Open gsrohde opened 9 years ago

gsrohde commented 9 years ago

The constraints spreadsheet offers (citation_id, site_id, name), but currently neither citation_id nor site_id are columns in this table. The GIST doesn't have a uniqueness constraint on this table (other than the usual primary key constraint on id).

gsrohde commented 9 years ago

Thinking about this again, the bulk upload code assumes that for any citation, the value of treatments.name will be unique across all treatments associated with the citation via the citations_treatments table. To see cases where this does not hold, run

select count(*), name AS "treatment name", format('%s %s', c.author, c.year) AS citation from treatments t join citations_treatments ct on ct.treatment_id = t.id join citations c on c.id = ct.citation_id group by c.author, c.year, name having count(*) > 1 order by author, year;

Often, however, like-named treatments are distinguished by definition, as the following query shows:

select count(*), name AS "treatment name", array_agg(definition) AS "definitions", format('%s %s', c.author, c.year) AS citation from treatments t join citations_treatments ct on ct.treatment_id = t.id join citations c on c.id = ct.citation_id group by c.author, c.year, name having count(*) > 1 order by author, year;

We could perhaps relax the constraint to "the value of the pair (treatments.name, treatments.definition) will be unique across all treatments associated with the citation via the citations_treatments table". This reduces the number of duplicates from 103 to 47 groups.

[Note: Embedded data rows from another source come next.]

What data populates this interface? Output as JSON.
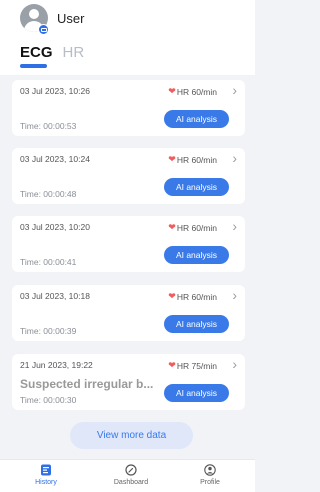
{
  "header": {
    "user_name": "User",
    "tabs": [
      {
        "label": "ECG",
        "active": true
      },
      {
        "label": "HR",
        "active": false
      }
    ]
  },
  "records": [
    {
      "date": "03 Jul 2023, 10:26",
      "hr": "HR 60/min",
      "time": "Time: 00:00:53",
      "status": "",
      "button": "AI analysis"
    },
    {
      "date": "03 Jul 2023, 10:24",
      "hr": "HR 60/min",
      "time": "Time: 00:00:48",
      "status": "",
      "button": "AI analysis"
    },
    {
      "date": "03 Jul 2023, 10:20",
      "hr": "HR 60/min",
      "time": "Time: 00:00:41",
      "status": "",
      "button": "AI analysis"
    },
    {
      "date": "03 Jul 2023, 10:18",
      "hr": "HR 60/min",
      "time": "Time: 00:00:39",
      "status": "",
      "button": "AI analysis"
    },
    {
      "date": "21 Jun 2023, 19:22",
      "hr": "HR 75/min",
      "time": "Time: 00:00:30",
      "status": "Suspected irregular b...",
      "button": "AI analysis"
    }
  ],
  "view_more_label": "View more data",
  "nav": [
    {
      "label": "History",
      "icon": "history-icon",
      "active": true
    },
    {
      "label": "Dashboard",
      "icon": "dashboard-icon",
      "active": false
    },
    {
      "label": "Profile",
      "icon": "profile-icon",
      "active": false
    }
  ],
  "colors": {
    "accent": "#2f6fe6",
    "button": "#3a7ae8",
    "heart": "#f25b5b",
    "background": "#f1f3f7"
  }
}
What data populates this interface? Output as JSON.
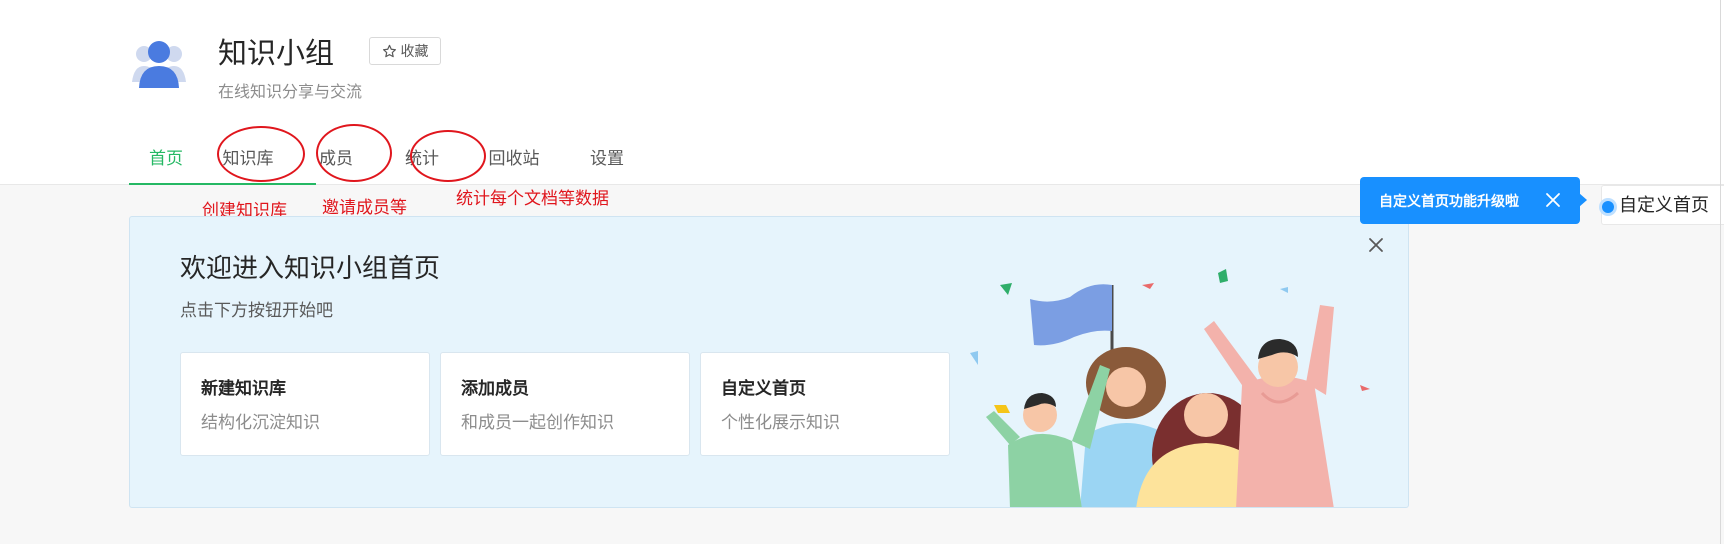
{
  "group": {
    "title": "知识小组",
    "subtitle": "在线知识分享与交流",
    "favorite_label": "收藏"
  },
  "tabs": [
    {
      "label": "首页",
      "active": true
    },
    {
      "label": "知识库",
      "active": false
    },
    {
      "label": "成员",
      "active": false
    },
    {
      "label": "统计",
      "active": false
    },
    {
      "label": "回收站",
      "active": false
    },
    {
      "label": "设置",
      "active": false
    }
  ],
  "annotations": {
    "knowledge_base": "创建知识库",
    "members": "邀请成员等",
    "stats": "统计每个文档等数据"
  },
  "welcome": {
    "title": "欢迎进入知识小组首页",
    "subtitle": "点击下方按钮开始吧",
    "actions": [
      {
        "title": "新建知识库",
        "desc": "结构化沉淀知识"
      },
      {
        "title": "添加成员",
        "desc": "和成员一起创作知识"
      },
      {
        "title": "自定义首页",
        "desc": "个性化展示知识"
      }
    ]
  },
  "tooltip": {
    "text": "自定义首页功能升级啦"
  },
  "custom_home_button": {
    "label": "自定义首页"
  },
  "colors": {
    "accent_green": "#25b864",
    "annotation_red": "#e0161d",
    "tooltip_blue": "#1890ff",
    "welcome_bg": "#e6f4fc"
  },
  "icons": [
    "group-avatar-icon",
    "star-icon",
    "close-icon",
    "tooltip-close-icon"
  ]
}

sites is somewhat more remotely related to treatments, and it is questionable what sort of constraint involving related sites would be applicable to the treatments table.

dlebauer commented 8 years ago

is this a duplicate of #249? See that issue - we can query the site_id, citatoin_id, and treatment_id from the traits or yields table.

But perhaps the constraint should just be that each treatment name be unique within the associated sites it is associated with in either the traits or yields tables.